Bronze · Âme de la Rue
Poppy
Tout le monde la croit ailleurs, les paupières mi-closes — elle a déjà compté la rue deux fois
« Je ne dors pas, je ferme les yeux pour mieux écouter. Bon. Des fois je dors. Trois minutes, montre en main. »
D’où elle vient
Poppy est la fille d’une conductrice de bus de nuit : elle a grandi sur la banquette derrière le poste de conduite, à faire ses devoirs dans les virages et à regarder défiler la Banlieue, la Zone Industrielle et la Rue de la Soif par la vitre embuée. L’école de la rue en circuit complet, un arrêt à la fois : elle connaissait les visages du dernier service, les couples qui se disputent au terminus, les habitués qui montent sans un mot et descendent en saluant. La ville de nuit, elle l’a apprise assise, et c’est resté sa position de travail préférée.
À seize ans, elle dormait n’importe où — dépôt, banquette, abribus — et se réveillait toujours au bon arrêt, fraîche comme une première tournée. Une recruteuse de Maison l’a observée trois nuits de suite à son abribus favori : la fille aux puffs rouges que tout le monde croyait endormie décrivait ensuite la rue mieux qu’une caméra. Embauchée au quatrième passage.
Sa manière
Sa méthode tient à ses paupières : mi-closes. Le monde se raconte devant les gens qu’il croit endormis, et Poppy laisse dire. Postée à un comptoir, une fenêtre, un abribus, elle enregistre tout — qui entre par où, qui paie en gros billets, quelle voiture repasse une fois de trop. Son inquiétude ne dort jamais ; c’est même elle qui monte la garde. Mais dehors, rien ne bouge : le soir où le rideau est tombé sur le club d’à côté, Poppy a noté l’heure, fini de dessiner son coquelicot sur la buée, et indiqué à l’écurie l’itinéraire exact que la patrouille ne regardait pas.
Son autre talent fait des jaloux dans toute l’écurie : elle récupère comme personne. Trois minutes de vraie nuit, n’importe où, la tête contre une vitre — et elle repart entière, pendant que les autres comptent leurs cernes.

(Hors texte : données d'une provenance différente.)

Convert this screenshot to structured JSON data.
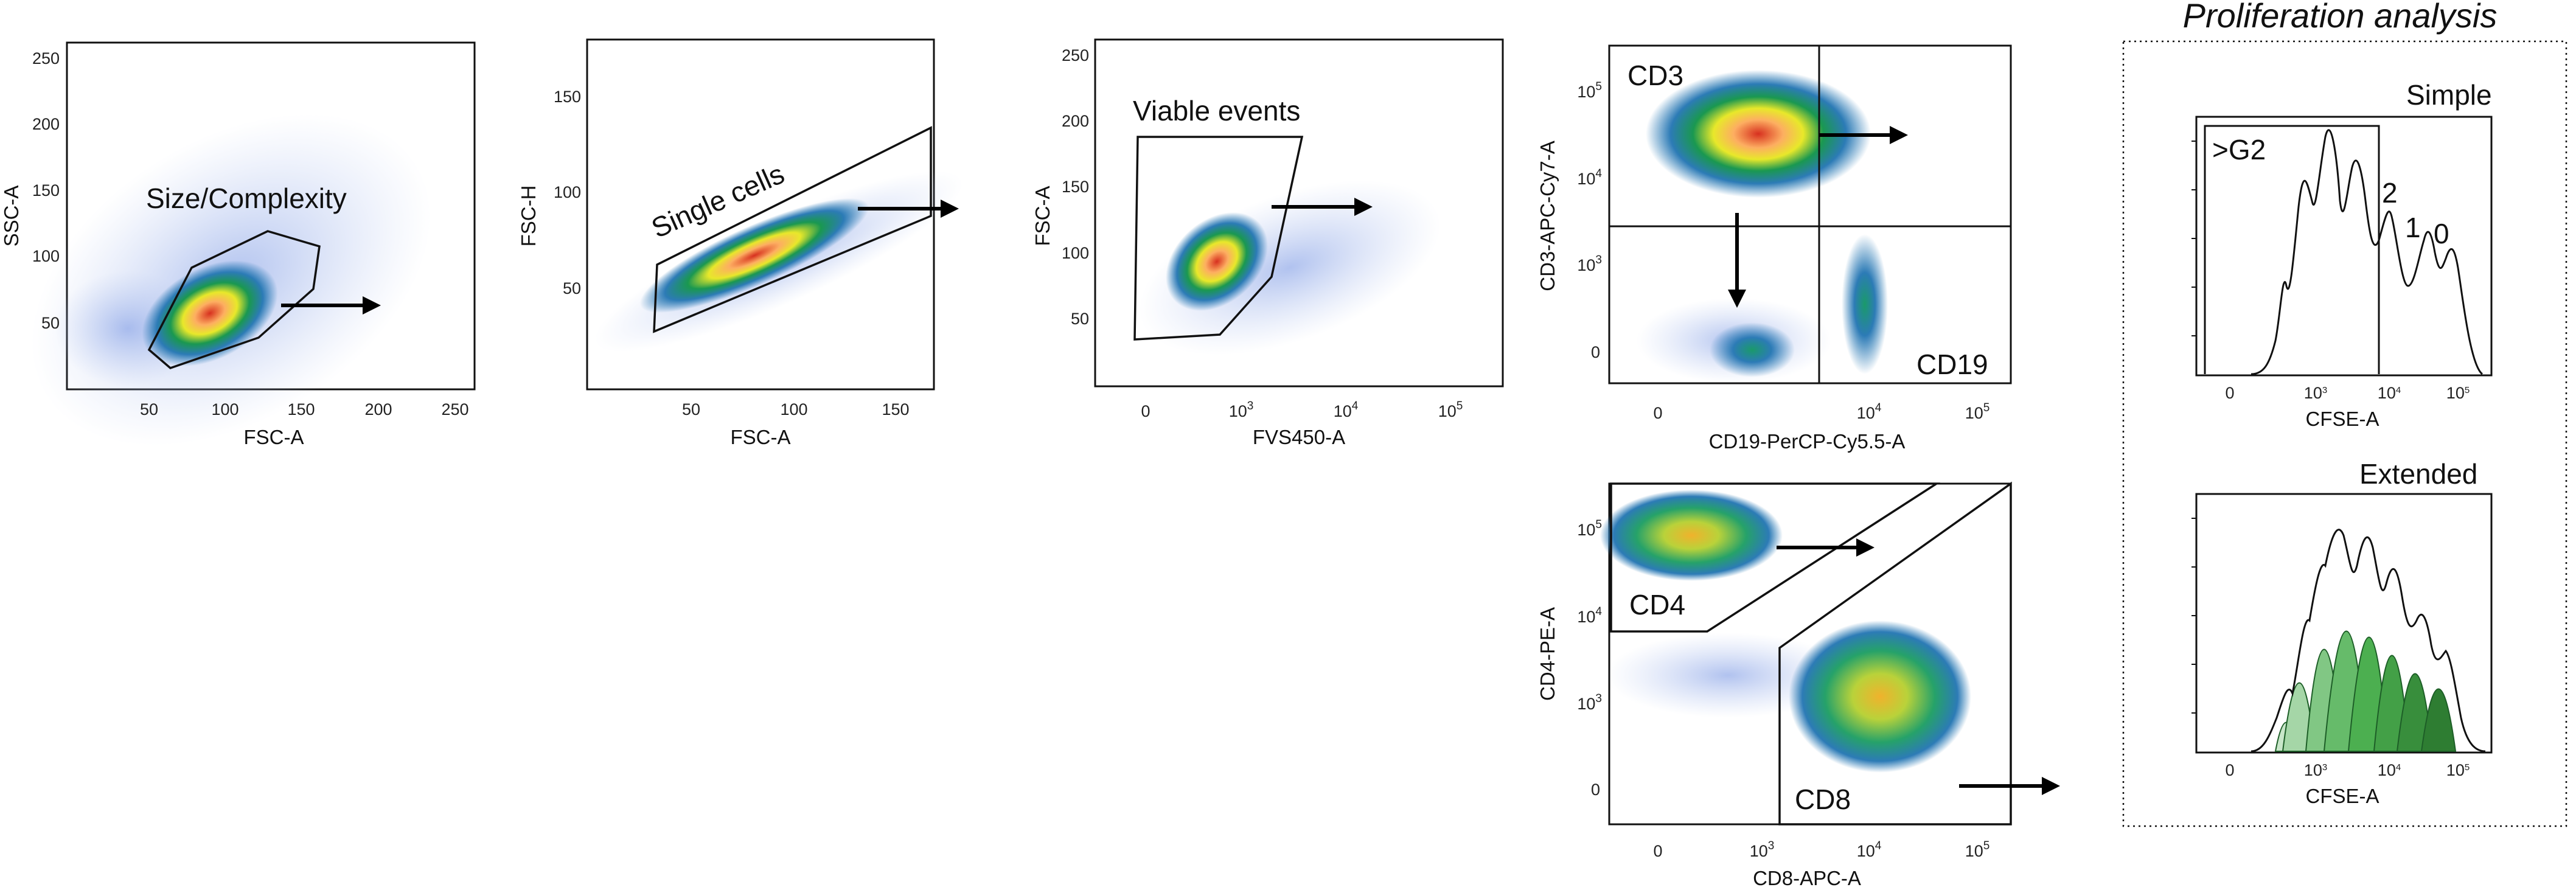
{
  "panels": {
    "size": {
      "gate": "Size/Complexity",
      "xlabel": "FSC-A",
      "ylabel": "SSC-A",
      "xticks": [
        "50",
        "100",
        "150",
        "200",
        "250"
      ],
      "yticks": [
        "250",
        "200",
        "150",
        "100",
        "50"
      ]
    },
    "single": {
      "gate": "Single cells",
      "xlabel": "FSC-A",
      "ylabel": "FSC-H",
      "xticks": [
        "50",
        "100",
        "150"
      ],
      "yticks": [
        "150",
        "100",
        "50"
      ]
    },
    "viable": {
      "gate": "Viable events",
      "xlabel": "FVS450-A",
      "ylabel": "FSC-A",
      "xticks": [
        "0",
        "10",
        "10",
        "10"
      ],
      "xtick_exponents": [
        "",
        "3",
        "4",
        "5"
      ],
      "yticks": [
        "250",
        "200",
        "150",
        "100",
        "50"
      ]
    },
    "cd3": {
      "gate_top": "CD3",
      "gate_bottom": "CD19",
      "xlabel": "CD19-PerCP-Cy5.5-A",
      "ylabel": "CD3-APC-Cy7-A",
      "xticks": [
        "0",
        "10",
        "10"
      ],
      "xtick_exponents": [
        "",
        "4",
        "5"
      ],
      "yticks": [
        "10",
        "10",
        "10",
        "0"
      ],
      "ytick_exponents": [
        "5",
        "4",
        "3",
        ""
      ]
    },
    "cd4": {
      "gate_top": "CD4",
      "gate_bottom": "CD8",
      "xlabel": "CD8-APC-A",
      "ylabel": "CD4-PE-A",
      "xticks": [
        "0",
        "10",
        "10",
        "10"
      ],
      "xtick_exponents": [
        "",
        "3",
        "4",
        "5"
      ],
      "yticks": [
        "10",
        "10",
        "10",
        "0"
      ],
      "ytick_exponents": [
        "5",
        "4",
        "3",
        ""
      ]
    }
  },
  "proliferation": {
    "title": "Proliferation analysis",
    "simple": {
      "title": "Simple",
      "xlabel": "CFSE-A",
      "gate": ">G2",
      "peaks": [
        "2",
        "1",
        "0"
      ],
      "xticks": [
        "0",
        "10",
        "10",
        "10"
      ],
      "xtick_exponents": [
        "",
        "3",
        "4",
        "5"
      ]
    },
    "extended": {
      "title": "Extended",
      "xlabel": "CFSE-A",
      "xticks": [
        "0",
        "10",
        "10",
        "10"
      ],
      "xtick_exponents": [
        "",
        "3",
        "4",
        "5"
      ]
    }
  },
  "colors": {
    "dense": "#d7301f",
    "mid": "#1a9850",
    "sparse": "#2166ac",
    "peak_fill": "#2e9b3c"
  }
}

Les anciennes appellent ça dormir en coquelicot : fermé le jour, ouvert quand il faut. Elle n’explique pas. Elle bâille, et ça a l’air d’une réponse.
Ce qui la tient debout
À quatre heures du matin, Poppy est à son poste, paupières mi-closes, et c’est précisément pour ça que tout le monde dort tranquille : rien ne traverse une rue qu’elle surveille sans figurer dans son rapport, livré au petit matin d’une voix lente, sans un détail de trop. Ses heures libres, elle les passe aux terminus, à repérer les filles du dernier bus — celles qui rentrent d’un endroit où on ne les traite pas bien. Elle leur garde une place assise, échange trois mots, laisse l’adresse de la Maison. Son rêve avance comme sa ligne de bus : un jour, une salle à elle près d’un arrêt de nuit, avec des banquettes profondes, où l’on pourrait fermer les yeux trois minutes en sécurité. Elle vérifierait.
Son école
Âme de la Rue
L’école de la rue enseigne une seule matière : les gens, en version non maquillée. Tenir un cercle de badauds avec deux gobelets et une histoire, lire une poche, sentir une embrouille trois minutes avant qu’elle arrive. On y gagne un instinct que rien ne remplace ; on y perd le goût du confort — le velours l’ennuie, elle trouve que ça sent le piège. On reconnaît une Âme de la Rue à ceci : elle compte la salle avant d’y entrer, connaît les deux sorties, et parle au videur comme à un cousin… qui lui doit un service.
Son tempérament
L’Anxieuse
Elle vérifie trois fois la caisse, la sortie de secours et la météo ; ses catastrophes n’arrivent jamais, pour la simple raison qu’elle les a toutes annulées d’avance… et qu’elle a besoin qu’on le lui dise.